Exclusive-Airbnb faces light regulation under EU plan – sources

By Foo Yun Chee

BRUSSELS (Reuters) – The European Commission will propose light rules for Airbnb and other short-term accommodation rental companies, people familiar with the matter said.

Under the draft rules, short-term accommodation rental companies will have to provide national authorities with data on the number of users of their services and the number of nights spent, they said.

The data will be stored at a single digital entry point accessible to all public authorities, one of the people said.

The proposal, which the EU executive will announce next week, marks an effort to tackle the patchwork of different national laws in the area of ​​27 countries regulating Airbnb and its peers.

“We want Airbnb to be part of the solution to the challenges facing cities, which is why we have always championed the EU’s work to update its rules for tech platforms,” ​​a spokesperson said. word of society.

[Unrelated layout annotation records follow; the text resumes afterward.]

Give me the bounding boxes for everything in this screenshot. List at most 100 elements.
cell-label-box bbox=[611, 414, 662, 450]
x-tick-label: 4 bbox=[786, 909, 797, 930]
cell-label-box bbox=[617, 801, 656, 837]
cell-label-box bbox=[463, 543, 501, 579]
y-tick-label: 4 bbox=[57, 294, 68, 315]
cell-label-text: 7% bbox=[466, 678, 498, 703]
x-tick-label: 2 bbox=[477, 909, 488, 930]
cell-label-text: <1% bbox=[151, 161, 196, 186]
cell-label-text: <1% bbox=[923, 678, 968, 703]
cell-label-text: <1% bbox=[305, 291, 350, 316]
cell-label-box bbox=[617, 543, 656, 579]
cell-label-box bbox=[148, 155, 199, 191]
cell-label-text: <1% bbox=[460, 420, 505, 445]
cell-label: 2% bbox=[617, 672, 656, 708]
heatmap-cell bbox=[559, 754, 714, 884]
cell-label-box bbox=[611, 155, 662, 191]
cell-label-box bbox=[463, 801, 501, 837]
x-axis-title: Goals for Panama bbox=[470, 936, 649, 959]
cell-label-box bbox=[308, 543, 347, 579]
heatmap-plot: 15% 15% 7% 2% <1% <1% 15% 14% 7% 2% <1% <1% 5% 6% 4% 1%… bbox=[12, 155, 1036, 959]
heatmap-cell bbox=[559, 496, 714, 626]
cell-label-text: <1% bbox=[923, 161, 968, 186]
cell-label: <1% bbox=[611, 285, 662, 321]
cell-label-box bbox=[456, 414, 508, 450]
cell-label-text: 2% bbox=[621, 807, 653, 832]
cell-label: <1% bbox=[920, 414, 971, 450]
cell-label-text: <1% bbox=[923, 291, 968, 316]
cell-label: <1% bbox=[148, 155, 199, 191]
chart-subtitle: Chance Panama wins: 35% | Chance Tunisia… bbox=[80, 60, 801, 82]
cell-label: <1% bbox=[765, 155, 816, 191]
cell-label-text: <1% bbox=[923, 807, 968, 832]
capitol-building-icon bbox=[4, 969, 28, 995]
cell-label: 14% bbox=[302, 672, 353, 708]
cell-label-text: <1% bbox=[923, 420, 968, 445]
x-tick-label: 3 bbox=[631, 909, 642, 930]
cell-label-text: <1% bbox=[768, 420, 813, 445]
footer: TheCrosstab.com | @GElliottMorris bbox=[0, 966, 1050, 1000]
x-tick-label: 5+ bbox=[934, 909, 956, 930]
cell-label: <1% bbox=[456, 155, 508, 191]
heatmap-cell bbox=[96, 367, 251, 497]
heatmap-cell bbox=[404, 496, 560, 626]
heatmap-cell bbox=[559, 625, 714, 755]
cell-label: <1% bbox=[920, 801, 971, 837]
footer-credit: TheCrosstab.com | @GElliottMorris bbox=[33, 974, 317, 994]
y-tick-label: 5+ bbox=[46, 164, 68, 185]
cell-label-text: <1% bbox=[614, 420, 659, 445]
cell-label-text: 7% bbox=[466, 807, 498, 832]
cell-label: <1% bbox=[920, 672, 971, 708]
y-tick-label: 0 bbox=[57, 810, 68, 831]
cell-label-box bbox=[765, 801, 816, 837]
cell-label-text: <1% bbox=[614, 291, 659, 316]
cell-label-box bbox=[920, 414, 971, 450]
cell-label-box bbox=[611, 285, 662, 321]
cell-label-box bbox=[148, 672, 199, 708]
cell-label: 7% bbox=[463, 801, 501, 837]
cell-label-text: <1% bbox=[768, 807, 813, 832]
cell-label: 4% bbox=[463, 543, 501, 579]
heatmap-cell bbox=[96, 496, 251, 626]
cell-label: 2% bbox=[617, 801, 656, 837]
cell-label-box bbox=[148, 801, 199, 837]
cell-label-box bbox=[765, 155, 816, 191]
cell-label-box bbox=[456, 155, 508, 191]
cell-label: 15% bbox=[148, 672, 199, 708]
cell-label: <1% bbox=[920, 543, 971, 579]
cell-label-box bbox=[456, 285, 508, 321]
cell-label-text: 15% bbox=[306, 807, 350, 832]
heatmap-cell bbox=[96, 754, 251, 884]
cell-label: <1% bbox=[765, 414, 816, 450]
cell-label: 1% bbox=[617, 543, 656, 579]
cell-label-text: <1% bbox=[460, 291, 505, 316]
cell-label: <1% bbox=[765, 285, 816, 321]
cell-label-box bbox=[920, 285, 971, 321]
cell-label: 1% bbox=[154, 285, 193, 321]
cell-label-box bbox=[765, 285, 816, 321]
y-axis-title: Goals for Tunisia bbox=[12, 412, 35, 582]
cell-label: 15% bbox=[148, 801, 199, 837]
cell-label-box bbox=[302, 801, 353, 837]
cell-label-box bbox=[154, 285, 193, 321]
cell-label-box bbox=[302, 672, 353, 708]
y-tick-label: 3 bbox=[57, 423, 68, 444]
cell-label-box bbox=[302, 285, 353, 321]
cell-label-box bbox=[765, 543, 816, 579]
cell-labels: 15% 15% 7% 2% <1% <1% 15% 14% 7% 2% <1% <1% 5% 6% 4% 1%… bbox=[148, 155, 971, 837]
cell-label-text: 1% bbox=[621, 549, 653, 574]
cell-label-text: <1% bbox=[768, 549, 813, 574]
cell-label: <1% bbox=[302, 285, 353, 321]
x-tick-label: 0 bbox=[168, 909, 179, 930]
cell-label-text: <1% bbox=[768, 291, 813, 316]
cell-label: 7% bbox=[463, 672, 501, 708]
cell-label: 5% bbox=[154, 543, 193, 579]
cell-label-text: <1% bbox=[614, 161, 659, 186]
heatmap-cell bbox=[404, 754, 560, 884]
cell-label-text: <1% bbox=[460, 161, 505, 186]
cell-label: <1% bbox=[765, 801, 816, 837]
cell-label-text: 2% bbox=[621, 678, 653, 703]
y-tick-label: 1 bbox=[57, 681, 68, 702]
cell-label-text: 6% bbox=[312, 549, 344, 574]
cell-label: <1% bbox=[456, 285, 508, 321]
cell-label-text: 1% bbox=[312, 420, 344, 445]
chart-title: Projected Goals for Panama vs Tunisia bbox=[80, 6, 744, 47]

“Airbnb has put forward proposals for clearer, simpler and harmonized European rules that would unlock the benefits of accommodation for everyday Europeans and give governments the tools they need to fight speculators and overtourism. “

The draft EU rules would be similar to Airbnb’s data-sharing agreement struck with EU statistics office Eurostat two years ago, which allows public authorities to access published data quarterly on the number of people using its platform and the number of nights booked.

Authorities in Amsterdam, New York, Paris and other cities popular with tourists have accused Airbnb of worsening housing shortages in their cities, driving out low-income residents.

Small towns and those in the countryside, however, have been more welcoming, hoping to attract more tourists. The proposed EU legislation aims to balance the interests of both parties.

Airbnb has tried in recent years to address these concerns by capping the number of days per year that homes can be rented out in central Paris, London and Amsterdam.

The proposed legislation will need to be debated with EU member states and the European Parliament next year before it can become law.